Article Text
Abstract
Introduction Cerebral arteriovenous malformation (AVM) rupture risk is thought to be approximately 3% peryear, but varies with high risk anatomic features. Recent studies have raised the question about whether treatment is indicated for unruptured AVMs. The important decisions about treatment versus conservative management is largely based on a collection of outcome studies that may not match a patient’s particular AVM. The ultimate purpose of this research is to create a predictive computational model for a patient’s specific AVM anatomy to give them a lifetime risk of rupture profile. Our hypothesis is that the flow and pressure patterns within the nidus of the AVM can be determined by creating a 3D printed model of a simple AVM with internal imbedded pressure and flow sensors. This information can then be incorporated into a fluid structure interaction model of a simple arteriovenous malformation.
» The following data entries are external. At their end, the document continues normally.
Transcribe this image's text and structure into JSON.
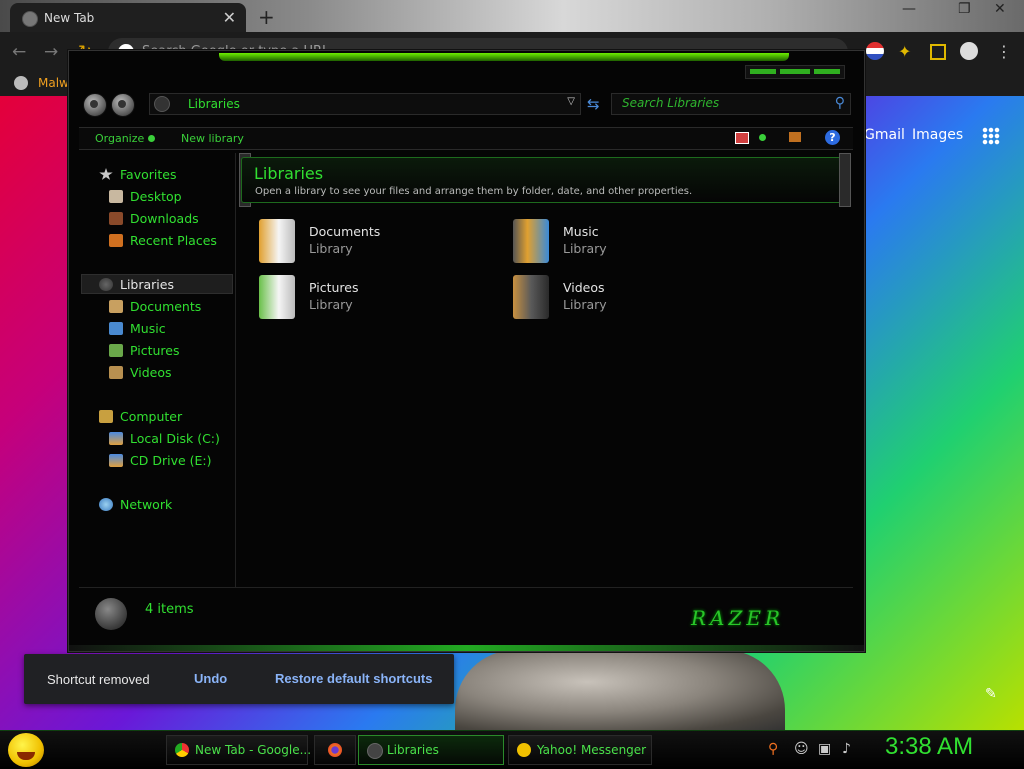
{
  "browser": {
    "tab_title": "New Tab",
    "tab_close": "✕",
    "new_tab": "+",
    "window_controls": [
      "—",
      "❐",
      "✕"
    ],
    "omnibox_placeholder": "Search Google or type a URL",
    "bookmark": "Malwa",
    "google_links": [
      "Gmail",
      "Images"
    ],
    "toast": {
      "message": "Shortcut removed",
      "undo": "Undo",
      "restore": "Restore default shortcuts"
    }
  },
  "explorer": {
    "address": "Libraries",
    "search_placeholder": "Search Libraries",
    "commands": {
      "organize": "Organize",
      "new_library": "New library"
    },
    "help": "?",
    "nav": {
      "favorites": "Favorites",
      "desktop": "Desktop",
      "downloads": "Downloads",
      "recent": "Recent Places",
      "libraries": "Libraries",
      "documents": "Documents",
      "music": "Music",
      "pictures": "Pictures",
      "videos": "Videos",
      "computer": "Computer",
      "local_disk": "Local Disk (C:)",
      "cd_drive": "CD Drive (E:)",
      "network": "Network"
    },
    "header": {
      "title": "Libraries",
      "subtitle": "Open a library to see your files and arrange them by folder, date, and other properties."
    },
    "libraries": [
      {
        "name": "Documents",
        "kind": "Library"
      },
      {
        "name": "Music",
        "kind": "Library"
      },
      {
        "name": "Pictures",
        "kind": "Library"
      },
      {
        "name": "Videos",
        "kind": "Library"
      }
    ],
    "details": {
      "count": "4 items",
      "logo": "RAZER"
    }
  },
  "taskbar": {
    "buttons": [
      {
        "label": "New Tab - Google...",
        "active": false
      },
      {
        "label": "",
        "active": false
      },
      {
        "label": "Libraries",
        "active": true
      },
      {
        "label": "Yahoo! Messenger",
        "active": false
      }
    ],
    "clock": "3:38 AM"
  },
  "colors": {
    "accent": "#31e031",
    "link": "#8ab4f8",
    "window_bg": "#050505"
  }
}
Methods In an IRB approved study, unruptured Spetzler Martin Grade I and II AVMS were evaluated to select an AVM that demonstrated a relatively de-compact nidus and simple inflow and outflow vessels with cerebral angiography imaging with at least 4 frames/second anterior-posterior and lateral runs. This AVM was then processed in Matlab as well as manually segmented to create a 3D printing stereolithography file. The AVM was then printed in the Cleveland Clinic 3D printing laboratory with hollow lumens within the vessels and was fitted with inline flow probes within the inflow, outflow and nidus vessels and pressure transducers. This AVM was then inserted into a flow circuit connected to a cardiac cycle pump. The pump was then run with fluid that mirrors the viscosity of blood and cycled for 10 repetitions to verify stability of the pressure and flow readings at each 10 mmHg increment of output pressure between 100 mmHg to 260 mmHg. The model was then imaged in a cerebral angiography machine and connected to a pressure injector to compare transit time between the flow model and the previously obtained cerebral angiogram data from the patient.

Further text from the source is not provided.